Zakłady opieki zdrowotnej przesyłają do NFZ numery PESEL pacjentów oczekujących w kolejkach na wszystkie wysokospecjalistyczne świadczenia, ale te nie są porządkowane.
– Wpisujemy numery PESEL do systemu kolejkowego, ale fundusz nic z nimi nie robi. Gdyby kolejki były weryfikowane, trafiałaby do nas informacja zwrotna o wykreśleniu pacjentów z wykazu, a żadnego takiego przypadku od początku roku nie było – mówi Maciej Sokołowski, dyrektor Wojewódzkiego Zespołu Specjalistycznej Opieki Zdrowotnej we Wrocławiu. W tej placówce na wizytę u endokrynologa pacjenci są zapisywani na ostatni kwartał 2015 roku.
Narodowy Fundusz Zdrowia od ponad trzech lat porządkuje kolejki, ale tylko w zakresie wybranych sześciu najpopularniejszych procedur medycznych – m.in. wszczepienia endoprotezy i usunięcia zaćmy. Skróciło to znacznie czas oczekiwania na takie świadczenia, bo dzięki weryfikacji kolejek przez NFZ nie powtarzają się w nich te same osoby. Jak podkreśla Andrzej Troszyński, rzecznik prasowy NFZ, na operacje zaćmy czeka się dwukrotnie, a na wszczepienie endoprotezy trzykrotnie krócej.

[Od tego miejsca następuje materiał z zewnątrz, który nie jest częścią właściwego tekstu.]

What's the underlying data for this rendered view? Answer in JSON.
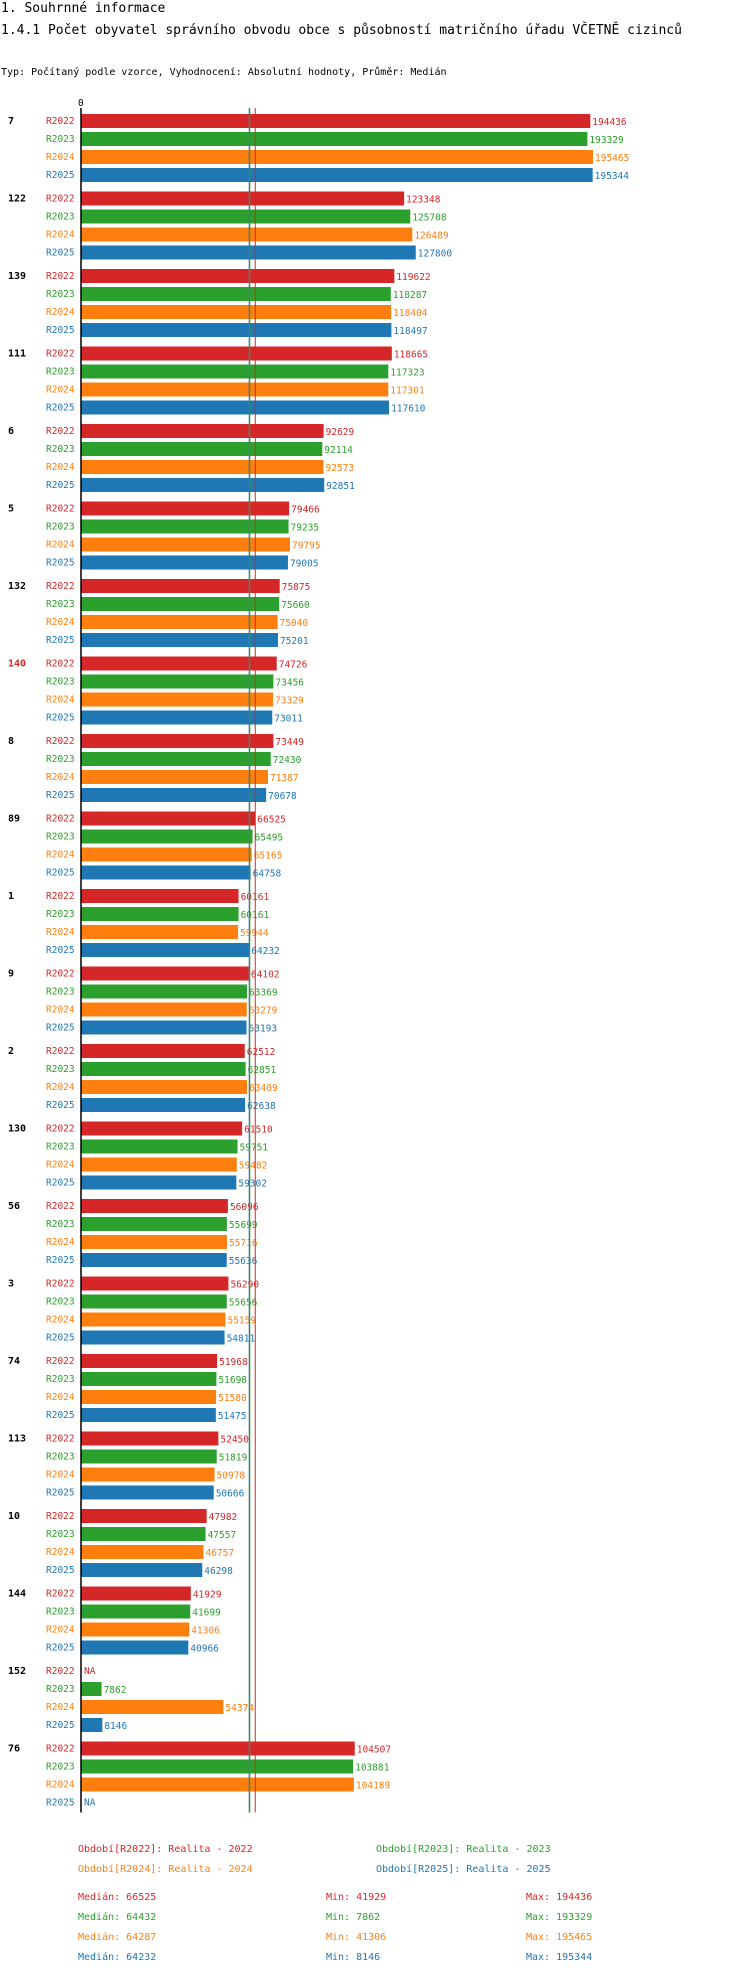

Czas oczekiwania na pozostałe świadczenia miał się skrócić właśnie dzięki gromadzeniu i przekazywaniu do NFZ danych o numerach PESEL pacjentów. Na razie tak się nie stało, dlatego że minister zdrowia nie wydał jeszcze rozporządzenia wykonawczego do ustawy, która wprowadza taki obowiązek.
– Czekamy na przepisy wykonawczy w sprawie zakresu niezbędnych informacji gromadzonych przez świadczeniodawców – podkreśla Andrzej Troszyński.
Zgodnie z nim NFZ będzie miał obowiązek monitorowania list oczekujących na najpopularniejsze świadczenia udzielane także w poradniach i oddziałach szpitalnych. Jego projekt w marcu został przesłany do konsultacji społecznych.